Doch die Gäste überstanden die Startoffensive des BVB schadlos. Das ermutigte sie zu eigenen Angriffen. Gleich die erste Unaufmerksamkeit in der Dortmunder Abwehr wurde eiskalt genutzt. Im Rücken der zu weit aufgerückten Marcel Schmelzer und Ömer Toprak stahl sich Pavel Kaderabek davon und passte zu Uth. Der Angreifer hatte wenig Mühe den Ball aus kurzer Distanz zur 1:0-Führung seiner Mannschaft über die Linie zu drücken.

Dieser Rückstand machte der Borussia mächtig zu schaffen. Von der Spielfreude der ersten Minuten war bis zur Pause noch wenig zu sehen. Nur bei einem Kopfball von Abwehrspieler Sokratis (33.) war in Ansätzen Torgefahr erkennbar. Es passte ins Bild des Unvermögens, dass Jarmolenko (43.) bei einem sehenswerten BVB-Konter den Ball in aussichtsreicher Position leichtfertig vertändelte.
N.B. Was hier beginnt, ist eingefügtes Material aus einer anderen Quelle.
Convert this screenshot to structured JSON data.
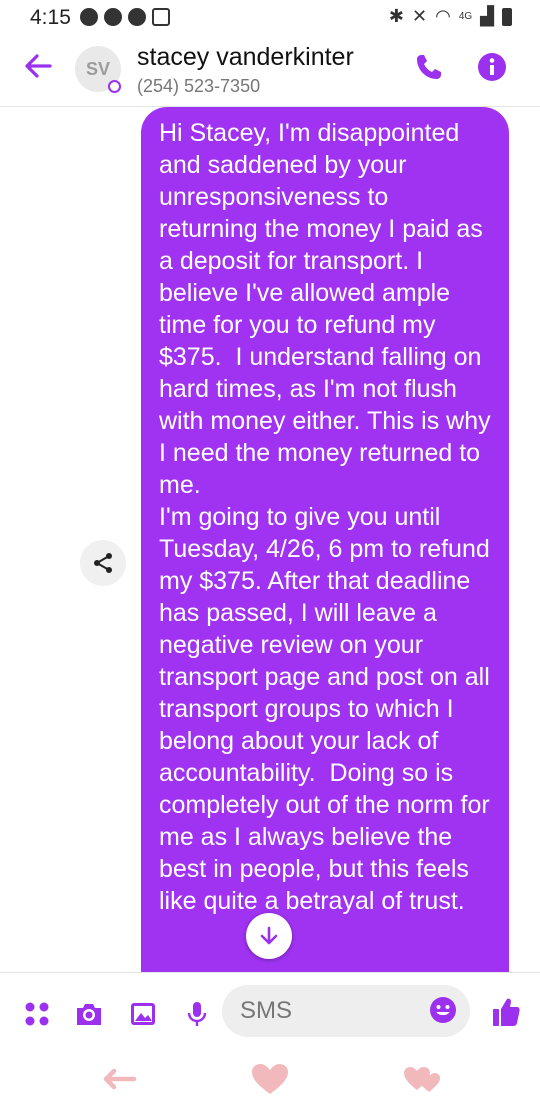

Nur drei Minuten nach Wiederanpfiff entging der BVB nur knapp dem 0:2, als Bürki einen verunglückten Volley-Schuss von Nadiem Amiri parierte. Dagegen brachte die verunsicherte Stöger-Elf in der Ofensive in den nächsten Minuten zur wenig zustande. „Wir sind maßlos enttäuscht”, sagte Amiri. „Wir waren mal wieder nahe dran, aber dann haben wir doch noch verloren.”

Bezeichnenderweise brach erst ein Elfmeter den Bann. Nach Foul von Stefan Posch an Shinji Kagawa entschied Schiedsrichter Harm Osmers auf Strafstoß, den Aubameyang sicher verwandelte.

Dieser Ausgleich schien den BVB aber nicht zu beflügeln. In der über weite Strecken ereignisarmen Schlussphase waren die Hoffenheimer einem Treffer näher als die Dortmunder. Dennoch gelang dem BVB kurz vor dem Abpfiff noch der Siegtreffer.